A Remembrance Tree for Hugh Harp's father was stolen from Besse Park in Wareham earlier this week, but what Harp wants from the thief is pretty simple.

In the early hours of Tuesday morning, a Grinch crept into Besse Park in Wareham and stole a completely decorated tree that had been dedicated to a pair of Navy veterans. Certainly not the Christmas spirit the Remembrance Trees were created to spread, but the victim isn't letting the theft ruin his holiday plan.

"I was coming down here every day 'til after Christmas, 'til the trees are gone, to say hi to my dad," Harp said. "And I just drove by and I was like, 'Wait a minute.' So when I parked, I looked in my rearview mirror and I didn't see the tree."

When Harp realized his tree wasn't where it had been the day before, he talked to nearby electrical workers who informed him the tree had in fact been taken. It was the only tree at the park removed from the ground.

As to why his tree was targeted, Harp says, "I have no idea."

Harp's tree was one of many in an area of the Remembrance Trees dedicated to veterans. He had decorated the tree with garland and ornaments but also with American flags and several laminated photos of the people the tree was honoring, his father James Harp and his girlfriend's mother, Mary Catrambone, both Navy veterans.

Though it remains anybody's guess as to why this tree was singled out and removed, Harp says he thought "maybe a couple people partying too much wanted to take a tree and party somewhere."

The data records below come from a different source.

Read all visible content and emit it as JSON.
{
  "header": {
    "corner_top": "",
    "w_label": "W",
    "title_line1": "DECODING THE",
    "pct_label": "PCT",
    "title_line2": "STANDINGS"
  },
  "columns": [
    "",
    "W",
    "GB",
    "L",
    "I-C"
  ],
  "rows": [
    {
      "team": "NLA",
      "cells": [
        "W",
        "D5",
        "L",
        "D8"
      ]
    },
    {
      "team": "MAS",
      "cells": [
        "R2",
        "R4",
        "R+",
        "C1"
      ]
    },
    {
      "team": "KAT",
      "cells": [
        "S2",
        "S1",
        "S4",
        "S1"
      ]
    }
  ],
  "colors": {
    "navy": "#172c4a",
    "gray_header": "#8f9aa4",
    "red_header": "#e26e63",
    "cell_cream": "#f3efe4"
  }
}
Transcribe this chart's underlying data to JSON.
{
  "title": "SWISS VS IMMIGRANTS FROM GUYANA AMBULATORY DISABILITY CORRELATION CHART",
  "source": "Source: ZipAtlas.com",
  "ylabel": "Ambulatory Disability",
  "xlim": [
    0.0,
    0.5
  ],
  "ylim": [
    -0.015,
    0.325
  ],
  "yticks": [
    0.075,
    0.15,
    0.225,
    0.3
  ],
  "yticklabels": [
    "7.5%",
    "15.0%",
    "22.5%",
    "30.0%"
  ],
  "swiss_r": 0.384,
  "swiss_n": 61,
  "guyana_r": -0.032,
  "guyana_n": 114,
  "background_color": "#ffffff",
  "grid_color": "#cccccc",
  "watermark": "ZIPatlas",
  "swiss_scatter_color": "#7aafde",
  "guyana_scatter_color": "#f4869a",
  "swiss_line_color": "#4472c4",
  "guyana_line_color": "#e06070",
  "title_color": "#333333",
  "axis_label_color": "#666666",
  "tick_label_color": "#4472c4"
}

But he actually doesn't want the person or people responsible to bring his tree back. Harp informed us that all he's looking for is an apology.

"Just send an apology, you know, that's it. That's all I want," he said. "There's nothing else that's going to make it any better. A simple apology makes it a whole lot better."

The town has replaced Harp's tree for him and after a few additional hours of work it has been decorated once again. Town officials also informed Harp that they had added extra security measures to the grounding of the tree, making it virtually impossible to steal again.

Harp said he hopes the thief feels remorse for what they have done and says he can be reached by text at 508-269-1566 for that apology.